Watson Ladd 03.22.12 at 2:26 pm
JQ,
I think the enemy of french theory has put the reading of your argument that makes mine irrelevant above, so I’ll concede the point about relevance. I was focusing in on the construction of national governments as democratic, which doesn’t necessarily mean the interests of the public are served: the ECJ is a constraint on democratic government that improves peoples position.
But it isn’t that the US interests are served by expanding Pharmas reach. Drug reimportation benefits lots of consumers, and is one of the things specifically being targeted. You might argue that the US benefits from being the sole exporter of brand-name drugs, and higher prices for those drugs being payed to the US, but that’s not so clear to me: if we wanted to export more drugs, we could always throw them into the ocean.
Part of the reason for this drive is that the US pharma industry is in real trouble. The reasons for this are simple: they have no promising products coming up, and many products are about to become generic. As a result there is a mad scramble to find as much profit as possible in the time remaining. To the extent that this can be fitted into the strange logic of trade negotiations, in which nations offer as ‘reward’ an end to taxation of their own population in the most regressive manner possible, Pharma seeks to shape trade negotiations that way.
This of course doesn’t mean that the entire US capitalist class or the global capitalist class supports such a claim. Capitalists always have self interest over class interest, which makes them a divided class politically. So in understanding NZ US trade relations, it is NZ dairy farmers vs.

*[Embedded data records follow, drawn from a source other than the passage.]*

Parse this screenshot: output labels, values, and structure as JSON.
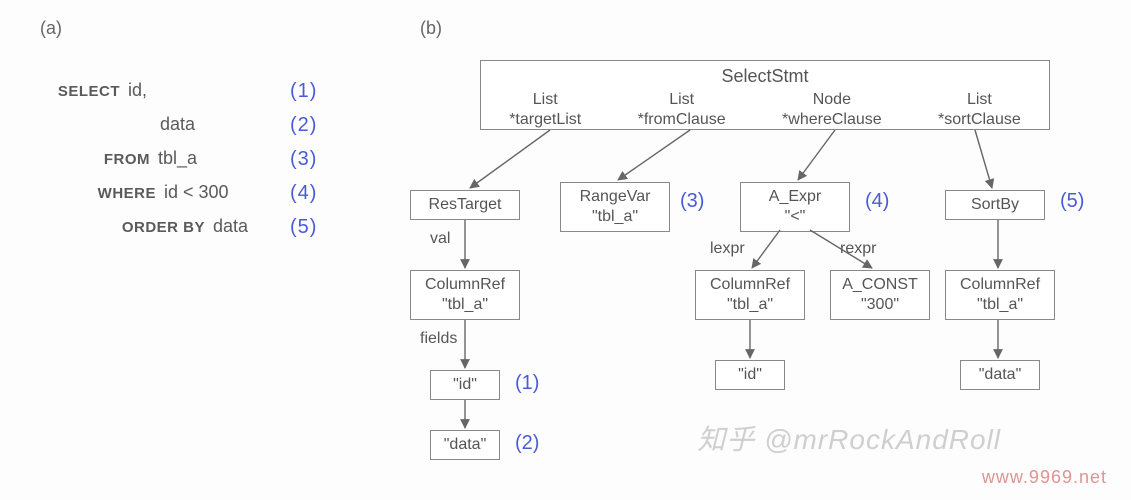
{
  "panels": {
    "a": "(a)",
    "b": "(b)"
  },
  "sql": {
    "rows": [
      {
        "kw": "SELECT",
        "txt": "id,",
        "num": "(1)"
      },
      {
        "kw": "",
        "txt": "data",
        "num": "(2)"
      },
      {
        "kw": "FROM",
        "txt": "tbl_a",
        "num": "(3)"
      },
      {
        "kw": "WHERE",
        "txt": "id < 300",
        "num": "(4)"
      },
      {
        "kw": "ORDER BY",
        "txt": "data",
        "num": "(5)"
      }
    ]
  },
  "tree": {
    "root": {
      "title": "SelectStmt",
      "members": [
        {
          "type": "List",
          "name": "*targetList"
        },
        {
          "type": "List",
          "name": "*fromClause"
        },
        {
          "type": "Node",
          "name": "*whereClause"
        },
        {
          "type": "List",
          "name": "*sortClause"
        }
      ]
    },
    "nodes": {
      "restarget": {
        "title": "ResTarget"
      },
      "colref1": {
        "title": "ColumnRef",
        "sub": "\"tbl_a\""
      },
      "id1": {
        "sub": "\"id\""
      },
      "data1": {
        "sub": "\"data\""
      },
      "rangevar": {
        "title": "RangeVar",
        "sub": "\"tbl_a\""
      },
      "aexpr": {
        "title": "A_Expr",
        "sub": "\"<\""
      },
      "colref2": {
        "title": "ColumnRef",
        "sub": "\"tbl_a\""
      },
      "aconst": {
        "title": "A_CONST",
        "sub": "\"300\""
      },
      "id2": {
        "sub": "\"id\""
      },
      "sortby": {
        "title": "SortBy"
      },
      "colref3": {
        "title": "ColumnRef",
        "sub": "\"tbl_a\""
      },
      "data2": {
        "sub": "\"data\""
      }
    },
    "edgeLabels": {
      "val": "val",
      "fields": "fields",
      "lexpr": "lexpr",
      "rexpr": "rexpr"
    },
    "tags": {
      "t1": "(1)",
      "t2": "(2)",
      "t3": "(3)",
      "t4": "(4)",
      "t5": "(5)"
    }
  },
  "watermarks": {
    "w1": "知乎 @mrRockAndRoll",
    "w2": "www.9969.net"
  }
}
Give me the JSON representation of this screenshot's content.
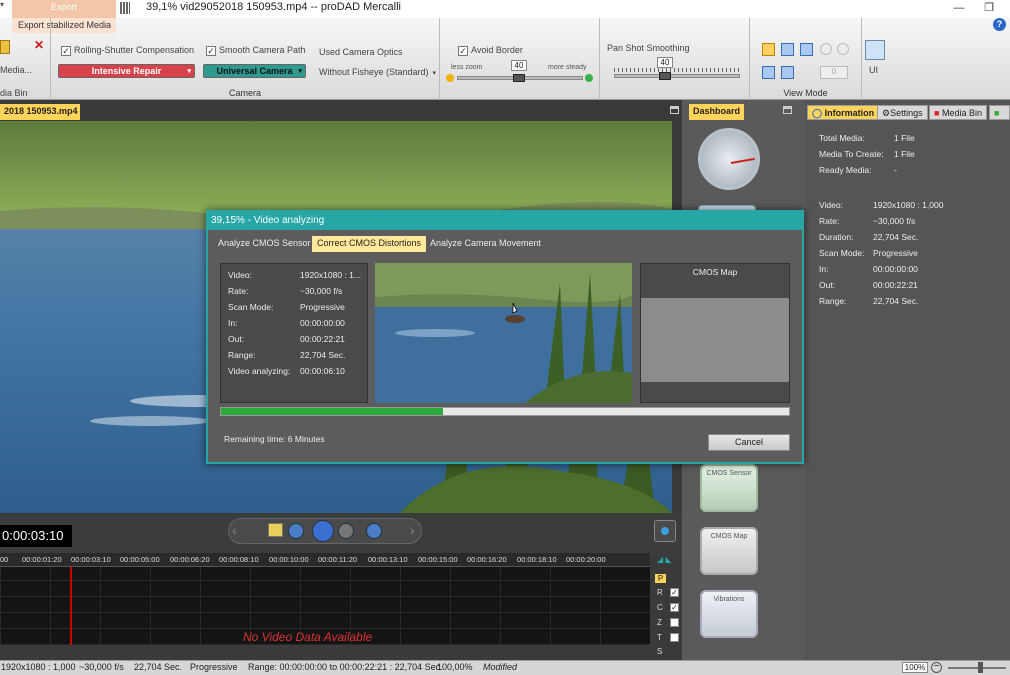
{
  "window": {
    "title": "39,1%  vid29052018 150953.mp4 -- proDAD Mercalli"
  },
  "ribbon": {
    "export_tab": "Export",
    "export_item": "Export stabilized Media",
    "media_label": "Media...",
    "media_bin_label": "dia Bin",
    "camera": {
      "rolling_shutter": "Rolling-Shutter Compensation",
      "rolling_value": "Intensive Repair",
      "smooth_path": "Smooth Camera Path",
      "smooth_value": "Universal Camera",
      "optics_label": "Used Camera Optics",
      "optics_value": "Without Fisheye (Standard)",
      "group_label": "Camera"
    },
    "border": {
      "avoid_border": "Avoid Border",
      "less_zoom": "less zoom",
      "more_steady": "more steady",
      "value": "40"
    },
    "pan": {
      "label": "Pan Shot Smoothing",
      "value": "40"
    },
    "view_mode": "View Mode",
    "ui_label": "UI",
    "spin_value": "0"
  },
  "left_panel": {
    "file_tab": "2018 150953.mp4"
  },
  "dashboard": {
    "tab": "Dashboard",
    "gauge1": "CMOS Sensor",
    "gauge2": "CMOS Map",
    "gauge3": "Vibrations"
  },
  "info_panel": {
    "tabs": [
      "Information",
      "Settings",
      "Media Bin"
    ],
    "rows": [
      {
        "label": "Total Media:",
        "value": "1 File"
      },
      {
        "label": "Media To Create:",
        "value": "1 File"
      },
      {
        "label": "Ready Media:",
        "value": "-"
      },
      {
        "label": "Video:",
        "value": "1920x1080 : 1,000"
      },
      {
        "label": "Rate:",
        "value": "~30,000 f/s"
      },
      {
        "label": "Duration:",
        "value": "22,704 Sec."
      },
      {
        "label": "Scan Mode:",
        "value": "Progressive"
      },
      {
        "label": "In:",
        "value": "00:00:00:00"
      },
      {
        "label": "Out:",
        "value": "00:00:22:21"
      },
      {
        "label": "Range:",
        "value": "22,704 Sec."
      }
    ]
  },
  "dialog": {
    "title": "39,15% - Video analyzing",
    "tabs": [
      "Analyze CMOS Sensor",
      "Correct CMOS Distortions",
      "Analyze Camera Movement"
    ],
    "active_tab": 1,
    "info": [
      {
        "label": "Video:",
        "value": "1920x1080  : 1..."
      },
      {
        "label": "Rate:",
        "value": "~30,000 f/s"
      },
      {
        "label": "Scan Mode:",
        "value": "Progressive"
      },
      {
        "label": "In:",
        "value": "00:00:00:00"
      },
      {
        "label": "Out:",
        "value": "00:00:22:21"
      },
      {
        "label": "Range:",
        "value": "22,704 Sec."
      },
      {
        "label": "Video analyzing:",
        "value": "00:00:06:10"
      }
    ],
    "cmos_map": "CMOS Map",
    "progress": 0.3915,
    "remaining": "Remaining time: 6 Minutes",
    "cancel": "Cancel"
  },
  "player": {
    "timecode": "0:00:03:10",
    "no_data": "No Video Data Available"
  },
  "timeline": {
    "ticks": [
      "00",
      "00:00:01:20",
      "00:00:03:10",
      "00:00:05:00",
      "00:00:06:20",
      "00:00:08:10",
      "00:00:10:00",
      "00:00:11:20",
      "00:00:13:10",
      "00:00:15:00",
      "00:00:16:20",
      "00:00:18:10",
      "00:00:20:00"
    ],
    "tracks": [
      "P",
      "R",
      "C",
      "Z",
      "T",
      "S"
    ]
  },
  "status": {
    "resolution": "1920x1080 : 1,000",
    "rate": "~30,000 f/s",
    "duration": "22,704 Sec.",
    "scan": "Progressive",
    "range": "Range: 00:00:00:00 to 00:00:22:21 : 22,704 Sec.",
    "zoom": "100,00%",
    "state": "Modified",
    "zoom_box": "100%"
  },
  "colors": {
    "accent": "#27a6a6",
    "progress": "#2aa83a",
    "tab_yellow": "#ffd45a",
    "repair_red": "#d9424a",
    "camera_teal": "#2e9a90"
  }
}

NZ manufacturers, vs. US dairy farmers and US manufacturers, each wanting to expand their market abroad while protecting their market at home.

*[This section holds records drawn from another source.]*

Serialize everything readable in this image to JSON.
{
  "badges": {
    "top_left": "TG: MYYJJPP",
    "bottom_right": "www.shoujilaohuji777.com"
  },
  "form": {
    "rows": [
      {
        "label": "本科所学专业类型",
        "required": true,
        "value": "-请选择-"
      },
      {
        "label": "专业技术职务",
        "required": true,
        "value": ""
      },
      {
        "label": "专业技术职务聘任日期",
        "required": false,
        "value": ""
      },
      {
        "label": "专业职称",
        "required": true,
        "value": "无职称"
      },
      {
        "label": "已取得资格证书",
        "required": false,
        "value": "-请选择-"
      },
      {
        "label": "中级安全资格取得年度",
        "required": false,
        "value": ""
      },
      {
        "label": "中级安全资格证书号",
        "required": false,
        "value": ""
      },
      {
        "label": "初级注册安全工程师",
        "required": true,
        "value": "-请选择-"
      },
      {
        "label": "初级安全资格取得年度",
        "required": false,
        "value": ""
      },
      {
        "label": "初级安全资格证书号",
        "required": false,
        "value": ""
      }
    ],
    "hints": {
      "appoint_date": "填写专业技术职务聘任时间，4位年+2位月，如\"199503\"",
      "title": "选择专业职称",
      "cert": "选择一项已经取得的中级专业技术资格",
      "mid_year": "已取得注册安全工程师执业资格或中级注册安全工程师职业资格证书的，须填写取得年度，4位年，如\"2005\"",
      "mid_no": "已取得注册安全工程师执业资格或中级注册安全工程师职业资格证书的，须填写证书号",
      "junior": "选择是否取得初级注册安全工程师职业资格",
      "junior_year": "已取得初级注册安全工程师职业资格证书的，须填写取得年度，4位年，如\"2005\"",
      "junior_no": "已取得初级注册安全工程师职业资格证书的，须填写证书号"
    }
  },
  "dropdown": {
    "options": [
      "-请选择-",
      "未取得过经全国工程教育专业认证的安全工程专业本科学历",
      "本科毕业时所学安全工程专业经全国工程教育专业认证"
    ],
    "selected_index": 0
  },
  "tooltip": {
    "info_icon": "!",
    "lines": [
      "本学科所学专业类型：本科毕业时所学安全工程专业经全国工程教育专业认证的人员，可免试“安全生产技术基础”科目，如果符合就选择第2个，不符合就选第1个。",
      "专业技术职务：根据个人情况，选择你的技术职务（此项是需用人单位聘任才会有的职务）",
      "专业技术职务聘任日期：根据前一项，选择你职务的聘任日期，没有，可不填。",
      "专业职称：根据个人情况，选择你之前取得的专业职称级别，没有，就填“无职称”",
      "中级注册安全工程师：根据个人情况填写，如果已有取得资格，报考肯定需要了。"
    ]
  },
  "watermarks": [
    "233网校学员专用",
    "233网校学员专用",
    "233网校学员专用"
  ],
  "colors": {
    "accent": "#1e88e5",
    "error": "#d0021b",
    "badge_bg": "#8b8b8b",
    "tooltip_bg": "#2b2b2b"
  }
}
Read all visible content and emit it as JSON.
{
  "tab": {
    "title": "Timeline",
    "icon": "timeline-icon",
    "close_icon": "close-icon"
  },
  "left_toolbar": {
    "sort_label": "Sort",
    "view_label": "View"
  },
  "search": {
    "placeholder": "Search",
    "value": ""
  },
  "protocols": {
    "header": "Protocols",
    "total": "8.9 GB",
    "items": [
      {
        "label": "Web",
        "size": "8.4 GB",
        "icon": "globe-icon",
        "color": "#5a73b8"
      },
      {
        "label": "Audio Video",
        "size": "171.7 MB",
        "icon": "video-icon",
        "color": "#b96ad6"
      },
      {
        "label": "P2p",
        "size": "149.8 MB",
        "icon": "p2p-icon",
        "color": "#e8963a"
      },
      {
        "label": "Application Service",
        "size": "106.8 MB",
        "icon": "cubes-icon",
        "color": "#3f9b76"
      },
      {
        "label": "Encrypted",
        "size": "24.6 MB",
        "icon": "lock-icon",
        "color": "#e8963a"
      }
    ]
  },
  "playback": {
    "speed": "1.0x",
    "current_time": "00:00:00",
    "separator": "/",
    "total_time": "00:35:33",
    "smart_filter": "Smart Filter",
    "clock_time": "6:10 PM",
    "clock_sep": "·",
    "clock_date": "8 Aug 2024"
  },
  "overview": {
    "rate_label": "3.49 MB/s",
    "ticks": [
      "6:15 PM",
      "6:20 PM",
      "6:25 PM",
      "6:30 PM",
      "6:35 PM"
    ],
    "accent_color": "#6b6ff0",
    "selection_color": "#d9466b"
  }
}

Henri, read Marx. When they say all economists like free trade, that includes Marx. National labor doesn’t want tariffs, but each section of it does. This is discussed in the Luxemburg piece referenced above. Protectionism’s logic doesn’t advance liberation, but rather constructs nationalism. Whose interests are served by keeping Japanese cars from the road? The interests of GM. But the workers of GM only benefit to the extent that they can take advantage of this new-found insulation of their employer from competition. If they ever buy into the idea that we must blockade our ports with taxmen to defend our country, they will have lost sight of their interest contra the national bourgeois.
Henri Vieuxtemps 03.22.12 at 4:38 pm
Watson, people of any given country or locality may want, for example, paid overtime calculated by some formula, clean water as defined by their own criteria, to be able to sue for damages. MAI tried to limit their freedom to impose these requirements, and to create a set of unified metrics instead.
What does Marx have to say about this?
Watson Ladd 03.23.12 at 2:45 pm
Henri, that’s a mendacious summary of the MAI drafts. I actually sat down and read them and didn’t see anything about any of those topics. The MAI was simply establishing parity between foreign and domestic investors with respect to domestic law. It’s possible there is something I missed, but I’d like a citation rather then an assertion. Anyway, it doesn’t seem like this topic is live: a pity, because there is a lot to say about the drive for monopolies of various forms in capitalism.